Netzwelt-Ticker Shooter-Figuren lesen die Nachrichten

"Half-Life 2"-Figuren lesen künftig vollautomatisch die Nachrichten, Mozilla liegt beim Thema Lücken knapp vor dem neuen Internet-Explorer, China verurteilt wieder Cyber-Dissidenten, AllOfMp3 wurde gehackt, Wired kennt die kürzesten Geschichten der Welt. Das und mehr im Überblick.


Bugs und Browser Wars

Seitdem Microsoft und Mozilla – freilich mit Hilfe einer ganzen Industrie von Sicherheitsfirmen samt Presse – das Thema Sicherheit zur Hauptattraktion ihrer Programme gemacht haben, gelten Sicherheitslöcher und Bugs als wichtigstes Anzeichen für einen problembeladenen Browser. Da verwundert es auch kaum, dass bereits wenige Tage nach Erscheinen des Internet Explorer 7 und von Firefox 2 schon die ersten Sicherheitsprobleme aufgedeckt wurden – zumindest vermeintliche. Eine Meldung über einen von einer älteren Version übernommenen (und dort bereits behobenen) Mangel im Firefox 2 wehrt Mozilla klar ab. Der Vorfall sei untersucht, das Problem längst behoben. Allerdings habe man einen damit verbundenen Bug entdeckt, der den Browser abschmieren lässt, berichtet "CNET News.com". Nicht ganz sicher sei man sich bei einer anderen Bugmeldung – zu wenig Informationen lägen vor, noch sei also kein Anlass zur Untersuchung gegeben.

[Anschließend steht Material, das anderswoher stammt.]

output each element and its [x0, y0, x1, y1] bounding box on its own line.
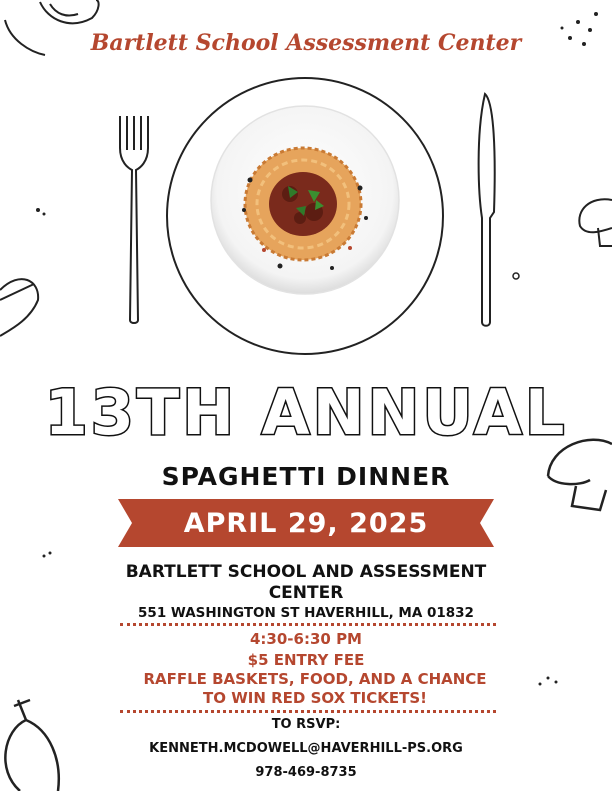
organizer-title: Bartlett School Assessment Center [90, 30, 522, 56]
plate-icon [160, 72, 450, 364]
rsvp-phone[interactable]: 978-469-8735 [255, 765, 357, 780]
mushroom-doodle-icon [579, 199, 612, 246]
venue-address: 551 WASHINGTON ST HAVERHILL, MA 01832 [138, 605, 474, 621]
rsvp-email[interactable]: KENNETH.MCDOWELL@HAVERHILL-PS.ORG [149, 741, 463, 756]
dotted-divider [120, 710, 496, 713]
fork-icon [110, 88, 160, 328]
entry-fee: $5 ENTRY FEE [247, 651, 365, 669]
dotted-divider [120, 623, 496, 626]
raffle-info: RAFFLE BASKETS, FOOD, AND A CHANCE TO WIN RED SOX TICKETS! [143, 670, 487, 707]
venue-name: BARTLETT SCHOOL AND ASSESSMENT CENTER [125, 562, 487, 603]
herb-doodle-icon [0, 279, 38, 336]
rsvp-label: TO RSVP: [271, 717, 341, 732]
subheadline: SPAGHETTI DINNER [161, 462, 451, 491]
garlic-doodle-icon [5, 700, 58, 791]
headline: 13TH ANNUAL [44, 376, 568, 449]
knife-icon [468, 92, 502, 330]
event-date: APRIL 29, 2025 [183, 508, 429, 539]
event-time: 4:30-6:30 PM [250, 630, 362, 648]
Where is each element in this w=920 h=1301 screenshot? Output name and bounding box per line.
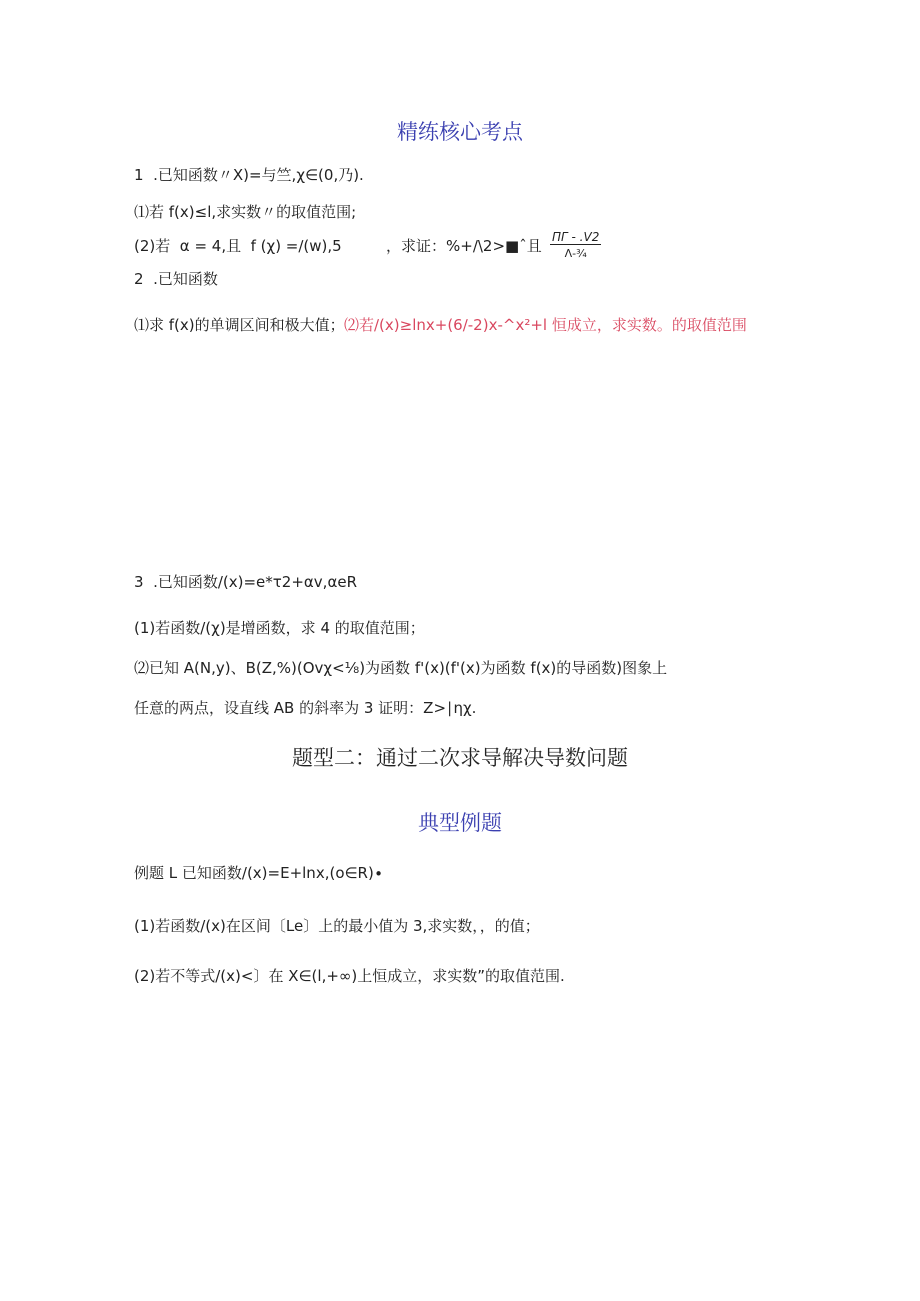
problem-2-part-2: ⑵若∕(x)≥lnx+(6∕-2)x-^x²+l 恒成立，求实数。的取值范围 bbox=[344, 316, 747, 334]
problem-1-stem: 1 .已知函数〃X)=与竺,χ∈(0,乃). bbox=[134, 166, 364, 184]
problem-1-part-2a: (2)若 α = 4,且 f (χ) =∕(w),5 bbox=[134, 237, 342, 255]
problem-3-part-2-line-1: ⑵已知 A(N,y)、B(Z,%)(Ovχ<⅛)为函数 f'(x)(f'(x)为函数 f(x)的导函数)图象上 bbox=[134, 659, 668, 677]
problem-2-part-1: ⑴求 f(x)的单调区间和极大值； bbox=[134, 316, 345, 334]
problem-2-stem: 2 .已知函数 bbox=[134, 270, 218, 288]
problem-3-part-1: (1)若函数/(χ)是增函数，求 4 的取值范围； bbox=[134, 619, 425, 637]
example-1-part-2: (2)若不等式/(x)<〕在 X∈(l,+∞)上恒成立，求实数”的取值范围. bbox=[134, 967, 565, 985]
fraction-denominator: Λ-¾ bbox=[564, 247, 587, 260]
problem-3-part-2-line-2: 任意的两点，设直线 AB 的斜率为 3 证明：Z>∣ηχ. bbox=[134, 699, 477, 717]
example-1-stem: 例题 L 已知函数/(x)=E+lnx,(o∈R)∙ bbox=[134, 864, 384, 882]
section-subtitle-examples: 典型例题 bbox=[418, 811, 502, 835]
problem-1-part-1: ⑴若 f(x)≤l,求实数〃的取值范围; bbox=[134, 203, 357, 221]
problem-1-fraction bbox=[550, 230, 601, 260]
example-1-part-1: (1)若函数/(x)在区间〔Le〕上的最小值为 3,求实数，，的值； bbox=[134, 917, 540, 935]
problem-3-stem: 3 .已知函数/(x)=e*τ2+αv,αeR bbox=[134, 573, 357, 591]
section-title-practice: 精练核心考点 bbox=[397, 120, 523, 144]
section-title-type-two: 题型二：通过二次求导解决导数问题 bbox=[292, 746, 628, 770]
fraction-numerator: ΠΓ - .V2 bbox=[552, 230, 600, 244]
problem-1-part-2b: ，求证：%+∕\2>■ˆ且 bbox=[386, 237, 542, 255]
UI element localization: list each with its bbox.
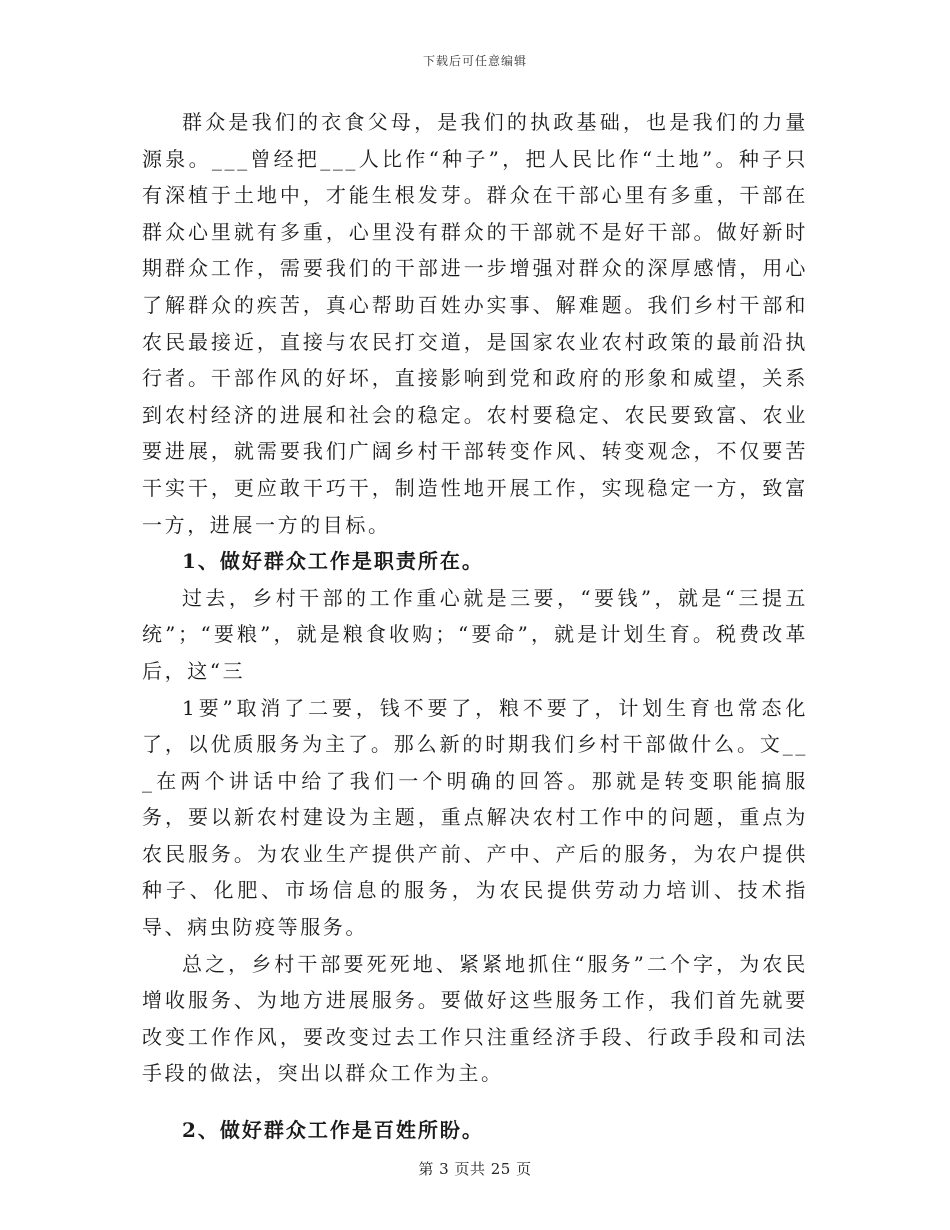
section-heading-1: 1、做好群众工作是职责所在。 (182, 549, 484, 574)
page-header: 下载后可任意编辑 (422, 54, 527, 68)
document-body (142, 104, 808, 1149)
section-heading-2: 2、做好群众工作是百姓所盼。 (182, 1118, 484, 1143)
paragraph-past: 过去，乡村干部的工作重心就是三要，“要钱”，就是“三提五统”；“要粮”，就是粮食收购；“要命”，就是计划生育。税费改革后，这“三 (142, 585, 808, 683)
paragraph-intro: 群众是我们的衣食父母，是我们的执政基础，也是我们的力量源泉。___曾经把___人比作“种子”，把人民比作“土地”。种子只有深植于土地中，才能生根发芽。群众在干部心里有多重，干部在群众心里就有多重，心里没有群众的干部就不是好干部。做好新时期群众工作，需要我们的干部进一步增强对群众的深厚感情，用心了解群众的疾苦，真心帮助百姓办实事、解难题。我们乡村干部和农民最接近，直接与农民打交道，是国家农业农村政策的最前沿执行者。干部作风的好坏，直接影响到党和政府的形象和威望，关系到农村经济的进展和社会的稳定。农村要稳定、农民要致富、农业要进展，就需要我们广阔乡村干部转变作风、转变观念，不仅要苦干实干，更应敢干巧干，制造性地开展工作，实现稳定一方，致富一方，进展一方的目标。 (142, 110, 808, 537)
paragraph-services: 1要”取消了二要，钱不要了，粮不要了，计划生育也常态化了，以优质服务为主了。那么新的时期我们乡村干部做什么。文___在两个讲话中给了我们一个明确的回答。那就是转变职能搞服务，要以新农村建设为主题，重点解决农村工作中的问题，重点为农民服务。为农业生产提供产前、产中、产后的服务，为农户提供种子、化肥、市场信息的服务，为农民提供劳动力培训、技术指导、病虫防疫等服务。 (142, 695, 808, 940)
page-footer: 第 3 页共 25 页 (418, 1160, 532, 1178)
paragraph-summary: 总之，乡村干部要死死地、紧紧地抓住“服务”二个字，为农民增收服务、为地方进展服务。要做好这些服务工作，我们首先就要改变工作作风，要改变过去工作只注重经济手段、行政手段和司法手段的做法，突出以群众工作为主。 (142, 951, 808, 1086)
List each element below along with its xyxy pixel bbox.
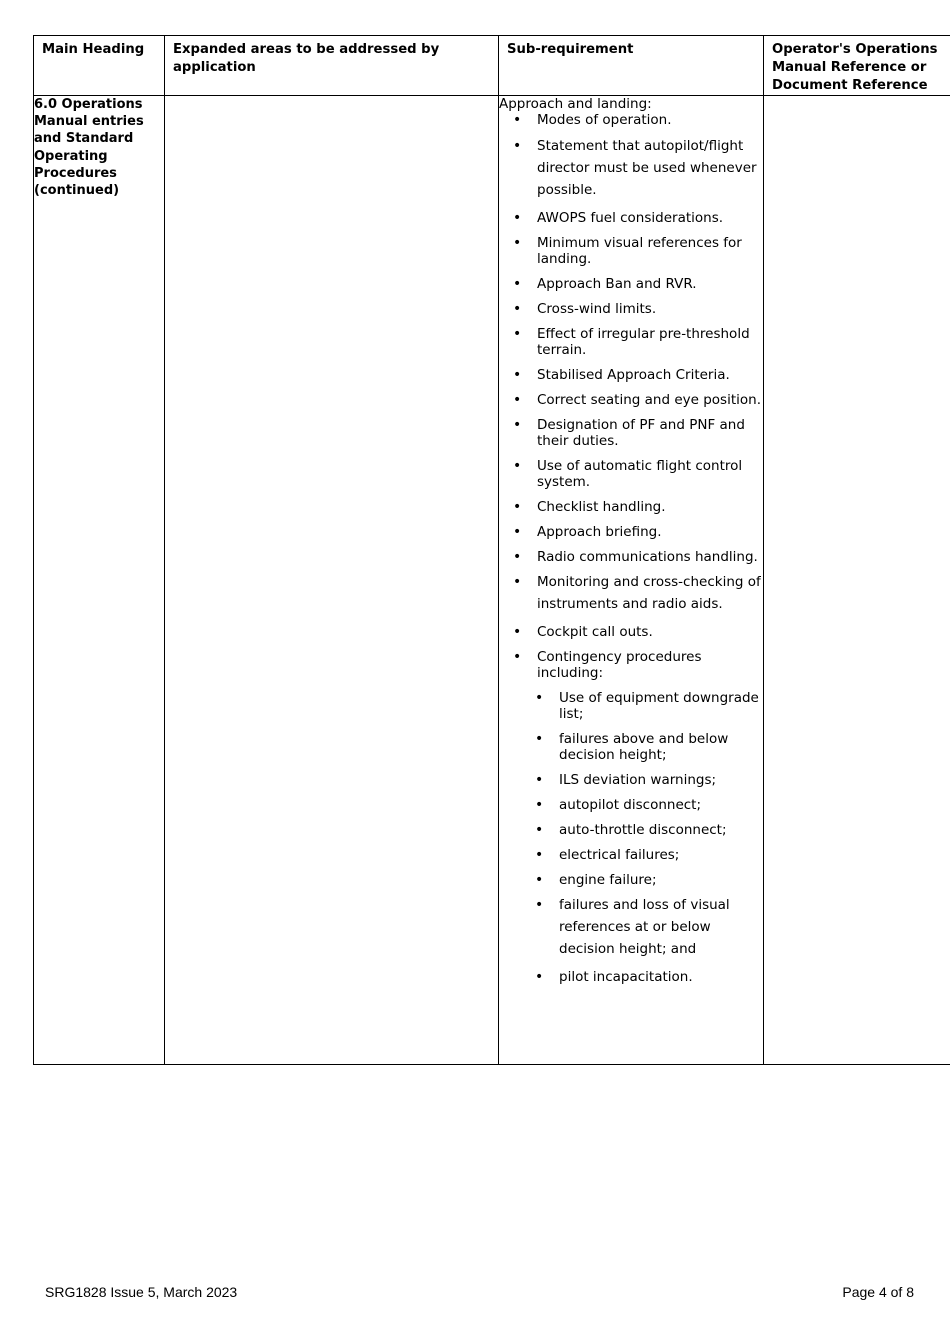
list-item: • ILS deviation warnings; (499, 772, 763, 788)
table-row (34, 96, 950, 1065)
contingency-label: Contingency procedures including: (537, 649, 702, 681)
reference-cell (764, 96, 950, 1065)
footer-page-number: Page 4 of 8 (842, 1284, 914, 1300)
footer-doc-ref: SRG1828 Issue 5, March 2023 (45, 1284, 238, 1300)
list-item: • electrical failures; (499, 847, 763, 863)
header-reference: Operator's Operations Manual Reference or Document Reference (764, 36, 950, 96)
sub-requirement-list (499, 112, 763, 985)
sub-requirement-cell (499, 96, 764, 1065)
list-item: • Stabilised Approach Criteria. (499, 367, 763, 383)
sub-requirement-intro: Approach and landing: (499, 96, 652, 112)
list-item: • autopilot disconnect; (499, 797, 763, 813)
list-item: • Cross-wind limits. (499, 301, 763, 317)
list-item-contingency (499, 649, 763, 985)
header-expanded-areas: Expanded areas to be addressed by application (165, 36, 499, 96)
list-item: • Checklist handling. (499, 499, 763, 515)
header-row (34, 36, 950, 96)
list-item: • Effect of irregular pre-threshold terrain. (499, 326, 763, 358)
list-item: • Cockpit call outs. (499, 624, 763, 640)
requirements-table (33, 35, 950, 1065)
list-item: • Statement that autopilot/flight director must be used whenever possible. (499, 135, 763, 201)
expanded-areas-cell (165, 96, 499, 1065)
list-item: • failures above and below decision height; (499, 731, 763, 763)
header-sub-requirement: Sub-requirement (499, 36, 764, 96)
main-heading-cell: 6.0 Operations Manual entries and Standard Operating Procedures (continued) (34, 96, 165, 1065)
list-item: • Modes of operation. (499, 112, 763, 128)
list-item: • Monitoring and cross-checking of instruments and radio aids. (499, 571, 763, 615)
list-item: • pilot incapacitation. (499, 969, 763, 985)
list-item: • Use of equipment downgrade list; (499, 690, 763, 722)
header-main-heading: Main Heading (34, 36, 165, 96)
list-item: • Radio communications handling. (499, 549, 763, 565)
list-item: • Use of automatic flight control system. (499, 458, 763, 490)
list-item: • auto-throttle disconnect; (499, 822, 763, 838)
list-item: • engine failure; (499, 872, 763, 888)
list-item: • Approach Ban and RVR. (499, 276, 763, 292)
list-item: • Minimum visual references for landing. (499, 235, 763, 267)
list-item: • AWOPS fuel considerations. (499, 210, 763, 226)
list-item: • Designation of PF and PNF and their duties. (499, 417, 763, 449)
contingency-list (537, 690, 763, 985)
list-item: • Correct seating and eye position. (499, 392, 763, 408)
list-item: • Approach briefing. (499, 524, 763, 540)
list-item: • failures and loss of visual references at or below decision height; and (499, 894, 763, 960)
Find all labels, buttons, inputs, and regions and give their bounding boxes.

Nicht ganz so rosig sieht es dafür beim Internet Explorer 7 aus – zumindest auf den ersten Blick. Die Sicherheitsfirma Secunia hat, ebenfalls laut "CNET News.com", eine Methode vorgeführt, wie man mit dem eigentlich gegen Phishing geschützten IE7 doch falsche Websiten-Tatsachen vorspiegeln kann. Das erinnert allerdings mehr an einen Zaubertrick als an Programmiermagie. Ein Pop-Up könnte einen Teil der Adressleiste so überdecken, dass dem User eine falsche URL untergejubelt werden könnte – wenn diese nicht auf der Phishing-Blacklist von Microsoft steht. Denn dagegen helfen auch keine Taschenspielertricks.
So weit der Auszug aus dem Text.